Basciano wants City Hall's help in acquiring the remainder of the 2100 block, so it will be more appealing to a buyer. He has already gone to see Deputy Mayor Alan Greenberger about doing a deal on the firehouse. Greenberger has told him the firehouse stays on the block.
The city may want to reconsider that position.
Of all the blighted stretches left in Center City, Basciano's two blocks between 21st and 23d Streets may be the most crucial to Philadelphia's future success. Those blocks should have been a proud gateway to downtown, but were instead distorted by the XXX greetings of the Forum Theater and Les Gals peep-shows. Hollowed-out commercial buildings completed the skid-row tableau.
Basciano abruptly shut down the porn operation last month, over a rent issue. He now says he will level everything he owns on the two blocks in January to create surface parking and to make the sites more appealing to developers. But who knows how long this new blight will serve as Center City's gateway?
Every city has its embarrassing rough edges, and these two idle blocks are Philadelphia's. They're a black hole that keeps Center City from completing the last, crucial step in its revival: the fusing of downtown with West Philadelphia's universities.
What's remarkable is how much development has occurred on the seedy stretch already. In the last decade, Basciano's porn blocks have been ringed by upscale residential development, from the Murano condos to apartment conversions in Market Street's After Six and AAA buildings. A Trader Joe's store at 2121 Market has been so successful, it's planning to expand into the western half of the building. A block south, at 22d and Chestnut, a new, glassy apartment tower is rising.
Not that the city has done much to help the transformation. Basciano was never pressured by code officials to improve his blighted buildings. When Trader Joe's first opened, no one at City Hall thought to demand a pedestrian entrance on Market Street. If that wasn't bad enough, the Zoning Board of Adjustment granted the Forum permission in 2009 to expand its operation, with a bar and live dance shows. The permit was overturned only after neighborhood groups waged a costly court appeal.

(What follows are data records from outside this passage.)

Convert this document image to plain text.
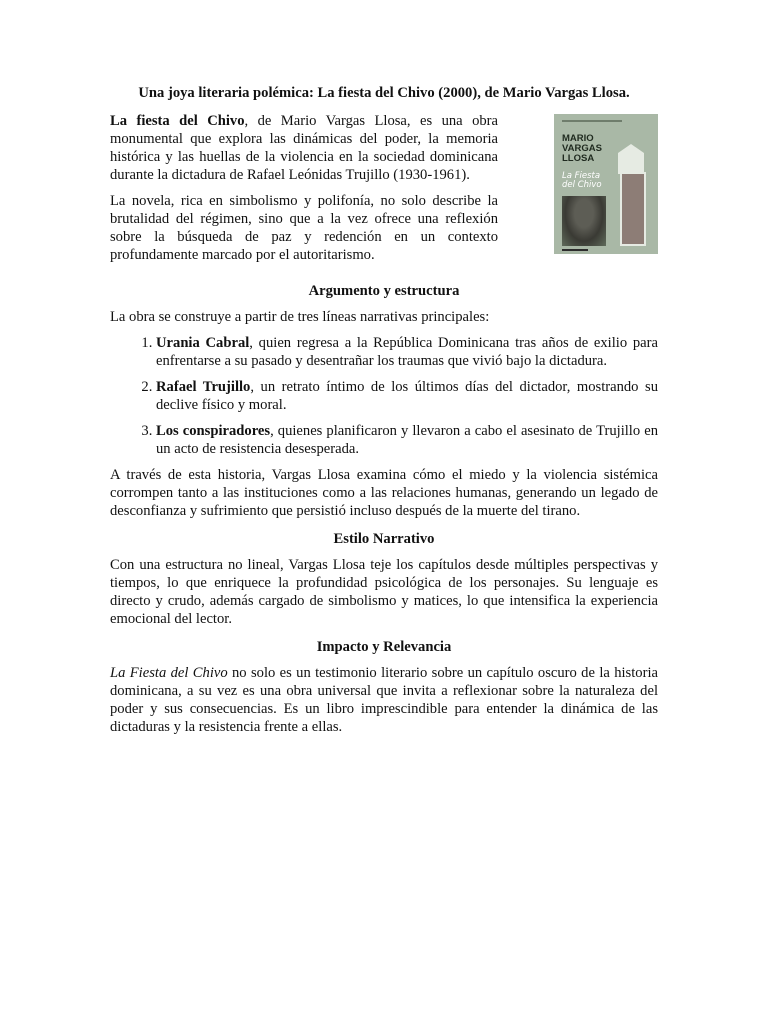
Una joya literaria polémica: La fiesta del Chivo (2000), de Mario Vargas Llosa.

La fiesta del Chivo, de Mario Vargas Llosa, es una obra monumental que explora las dinámicas del poder, la memoria histórica y las huellas de la violencia en la sociedad dominicana durante la dictadura de Rafael Leónidas Trujillo (1930-1961).

La novela, rica en simbolismo y polifonía, no solo describe la brutalidad del régimen, sino que a la vez ofrece una reflexión sobre la búsqueda de paz y redención en un contexto profundamente marcado por el autoritarismo.

MARIO
VARGAS
LLOSA
La Fiesta
del Chivo
Argumento y estructura

La obra se construye a partir de tres líneas narrativas principales:

1. Urania Cabral, quien regresa a la República Dominicana tras años de exilio para enfrentarse a su pasado y desentrañar los traumas que vivió bajo la dictadura.
2. Rafael Trujillo, un retrato íntimo de los últimos días del dictador, mostrando su declive físico y moral.
3. Los conspiradores, quienes planificaron y llevaron a cabo el asesinato de Trujillo en un acto de resistencia desesperada.

A través de esta historia, Vargas Llosa examina cómo el miedo y la violencia sistémica corrompen tanto a las instituciones como a las relaciones humanas, generando un legado de desconfianza y sufrimiento que persistió incluso después de la muerte del tirano.

Estilo Narrativo

Con una estructura no lineal, Vargas Llosa teje los capítulos desde múltiples perspectivas y tiempos, lo que enriquece la profundidad psicológica de los personajes. Su lenguaje es directo y crudo, además cargado de simbolismo y matices, lo que intensifica la experiencia emocional del lector.

Impacto y Relevancia

La Fiesta del Chivo no solo es un testimonio literario sobre un capítulo oscuro de la historia dominicana, a su vez es una obra universal que invita a reflexionar sobre la naturaleza del poder y sus consecuencias. Es un libro imprescindible para entender la dinámica de las dictaduras y la resistencia frente a ellas.
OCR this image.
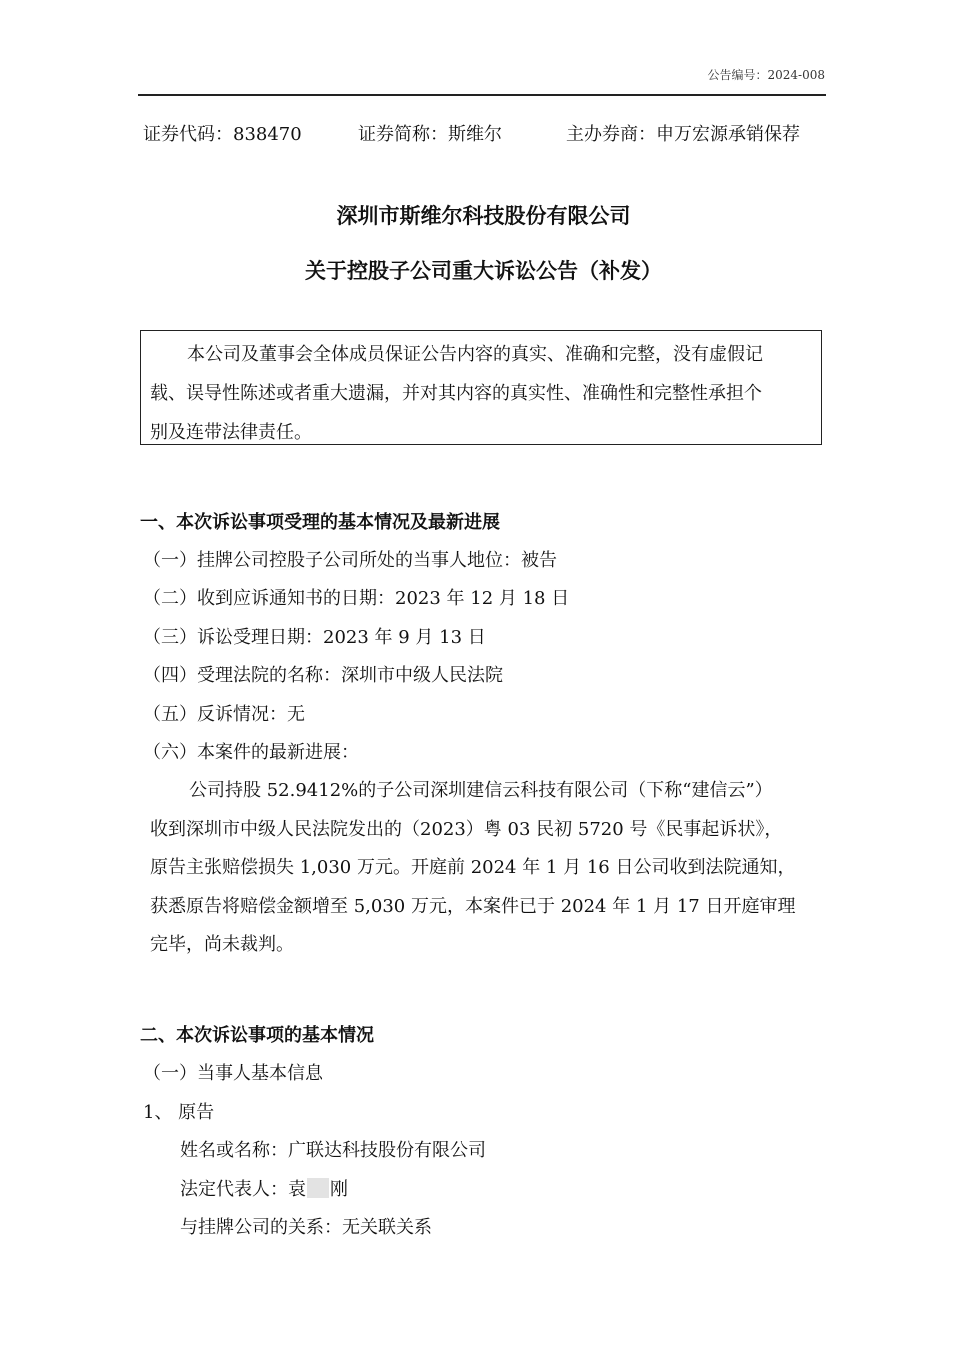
公告编号：2024-008
证券代码：838470	证券简称：斯维尔	主办券商：申万宏源承销保荐
深圳市斯维尔科技股份有限公司
关于控股子公司重大诉讼公告（补发）
本公司及董事会全体成员保证公告内容的真实、准确和完整，没有虚假记
载、误导性陈述或者重大遗漏，并对其内容的真实性、准确性和完整性承担个
别及连带法律责任。
一、本次诉讼事项受理的基本情况及最新进展
（一）挂牌公司控股子公司所处的当事人地位：被告
（二）收到应诉通知书的日期：2023 年 12 月 18 日
（三）诉讼受理日期：2023 年 9 月 13 日
（四）受理法院的名称：深圳市中级人民法院
（五）反诉情况：无
（六）本案件的最新进展：
公司持股 52.9412%的子公司深圳建信云科技有限公司（下称“建信云”）
收到深圳市中级人民法院发出的（2023）粤 03 民初 5720 号《民事起诉状》，
原告主张赔偿损失 1,030 万元。开庭前 2024 年 1 月 16 日公司收到法院通知，
获悉原告将赔偿金额增至 5,030 万元，本案件已于 2024 年 1 月 17 日开庭审理
完毕，尚未裁判。
二、本次诉讼事项的基本情况
（一）当事人基本信息
1、 原告
姓名或名称：广联达科技股份有限公司
法定代表人：袁 刚
与挂牌公司的关系：无关联关系
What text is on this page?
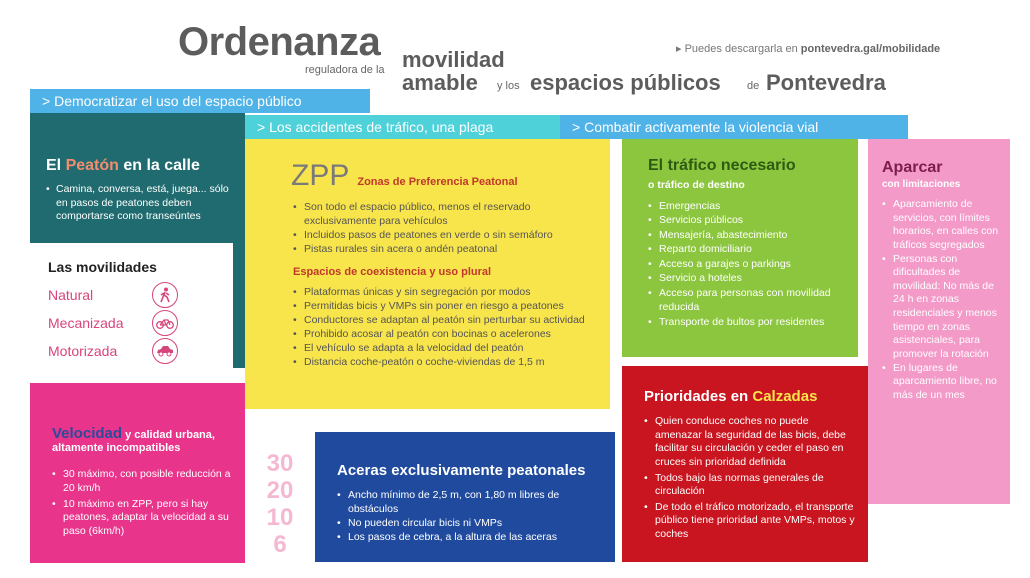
Ordenanza
reguladora de la movilidad
amable y los espacios públicos de Pontevedra
▸ Puedes descargarla en pontevedra.gal/mobilidade
El Peatón en la calle

• Camina, conversa, está, juega... sólo en pasos de peatones deben comportarse como transeúntes

> Democratizar el uso del espacio público
> Los accidentes de tráfico, una plaga	> Combatir activamente la violencia vial
Las movilidades
Natural
Mecanizada
Motorizada
ZPP Zonas de Preferencia Peatonal
• Son todo el espacio público, menos el reservado exclusivamente para vehículos
• Incluidos pasos de peatones en verde o sin semáforo
• Pistas rurales sin acera o andén peatonal
Espacios de coexistencia y uso plural
• Plataformas únicas y sin segregación por modos
• Permitidas bicis y VMPs sin poner en riesgo a peatones
• Conductores se adaptan al peatón sin perturbar su actividad
• Prohibido acosar al peatón con bocinas o acelerones
• El vehículo se adapta a la velocidad del peatón
• Distancia coche-peatón o coche-viviendas de 1,5 m
El tráfico necesario
o tráfico de destino
• Emergencias
• Servicios públicos
• Mensajería, abastecimiento
• Reparto domiciliario
• Acceso a garajes o parkings
• Servicio a hoteles
• Acceso para personas con movilidad reducida
• Transporte de bultos por residentes
Aparcar
con limitaciones
• Aparcamiento de servicios, con límites horarios, en calles con tráficos segregados
• Personas con dificultades de movilidad: No más de 24 h en zonas residenciales y menos tiempo en zonas asistenciales, para promover la rotación
• En lugares de aparcamiento libre, no más de un mes
Velocidad y calidad urbana,
altamente incompatibles
• 30 máximo, con posible reducción a 20 km/h
• 10 máximo en ZPP, pero si hay peatones, adaptar la velocidad a su paso (6km/h)
30
20
10
6
Aceras exclusivamente peatonales
• Ancho mínimo de 2,5 m, con 1,80 m libres de obstáculos
• No pueden circular bicis ni VMPs
• Los pasos de cebra, a la altura de las aceras
Prioridades en Calzadas
• Quien conduce coches no puede amenazar la seguridad de las bicis, debe facilitar su circulación y ceder el paso en cruces sin prioridad definida
• Todos bajo las normas generales de circulación
• De todo el tráfico motorizado, el transporte público tiene prioridad ante VMPs, motos y coches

So, rather than let Basciano figure out how to develop these blocks himself, the city needs to intervene with a strong hand.
The city has plenty of tools at its disposal to convince Basciano it's time to deal. Who says it must grant him a permit for parking? At the same time, the city shouldn't be so quick to reject the idea of moving the firehouse, especially if the relocation makes it easier to attract a developer. Just require Basciano to build a new firehouse nearby.
While we're at it, the city can also insist on other compensation from Basciano. It's time he was encouraged to sell his portfolio of blighted properties, like the unfortunate surface lot at 13th and Market - practically next door to City Hall - and his rundown garage at Sixth and Market. There are developers out there eager to put these blighted sites back into use.
Basciano's change of heart is the sound of opportunity knocking at Center City's gateway. Someone, please answer.